Take the recent contribution from Eliel Cruz, a self-professed bisexual Christian writer and the executive director of Faith in America. Cruz explains that millennia of Bible scholarship got it wrong – scripture says transgenderism is just ducky. Or at least, it doesn’t say “Thou Shalt Not Pretend Thou Art a Chick,” which is, to Cruz, the same thing.
“Everywhere you look, Christians seem to be taking a stand against transgender people,” Cruz laments, chalking it up to “ignorance of transgender identities” and “laziness in [Biblical] interpretation.”
Pointing to Genesis 1:27, Cruz writes that the “and” in “male and female he created them” is not intended to be “binary.” To support this assertion, he declares that when God is the “alpha and omega,” he is not just “those two letters” but the “entire alphabet.” (Including, we’re to assume, the LGBTQ and sometimes Y letters.
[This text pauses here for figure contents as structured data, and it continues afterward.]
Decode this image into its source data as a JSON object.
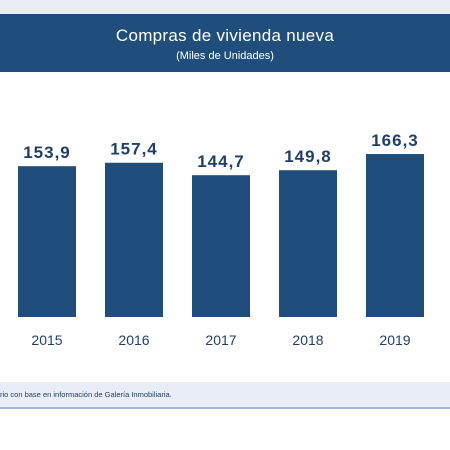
{
  "header": {
    "title": "Compras de vivienda nueva",
    "subtitle": "(Miles de Unidades)"
  },
  "footer": {
    "source": "rio con base en información de Galería Inmobiliaria."
  },
  "colors": {
    "bar": "#1f4e7c",
    "header_bg": "#1f4e7c",
    "label": "#1f3f6a"
  },
  "chart_data": {
    "type": "bar",
    "title": "Compras de vivienda nueva",
    "subtitle": "(Miles de Unidades)",
    "categories": [
      "2015",
      "2016",
      "2017",
      "2018",
      "2019"
    ],
    "values": [
      153.9,
      157.4,
      144.7,
      149.8,
      166.3
    ],
    "value_labels": [
      "153,9",
      "157,4",
      "144,7",
      "149,8",
      "166,3"
    ],
    "xlabel": "",
    "ylabel": "",
    "grid": false,
    "legend": "none"
  }
}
How convenient!)
Cruz calls readers to be wary of individuals “claim[ing] religious freedom to discriminate against LGBT people, while lacking even a strong theological backing.”
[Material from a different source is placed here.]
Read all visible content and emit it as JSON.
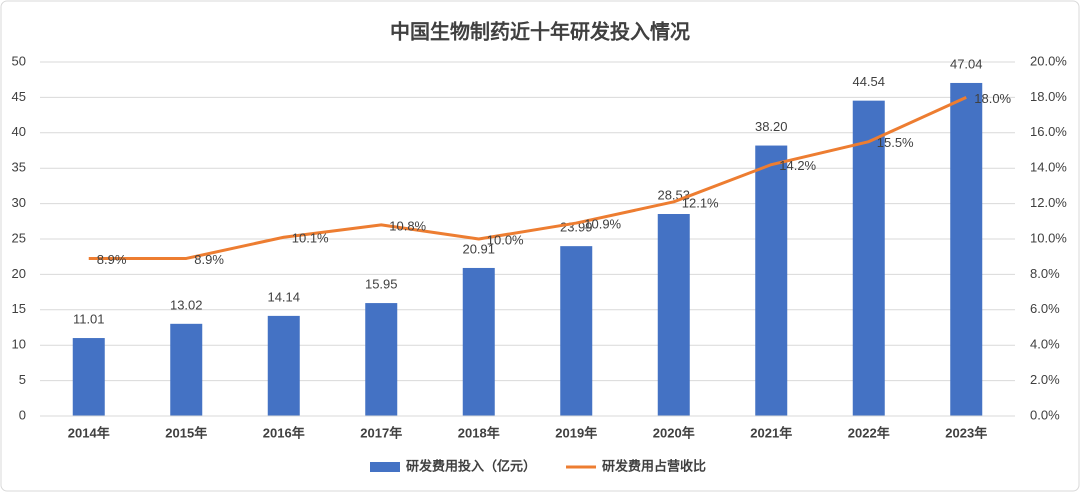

He needn’t worry. These days, any social justice warrior worth his/her/ze’s salt can bully most civil institutions into acquiescence and secure the now-common diversity quotas, safe spaces and speech codes. With a little push from like-minded media, universities, government agencies, corporations and the more boneless varieties of Christianity can’t get in line fast enough.
True, churches that maintain doctrinal traditionalism or Biblical fidelity are a special problem. If they aspire to be anything more than book clubs with self-affirmation pot luck suppers they have this Truth thingy that supersedes “personal truth,” and is darned inconvenient to the self-and sex-obsessed crowd.
But those people don’t read “Acts of Faith,” and don’t take their moral cues from The Washington Post. So in the end, Cruz is just preaching to his own choir.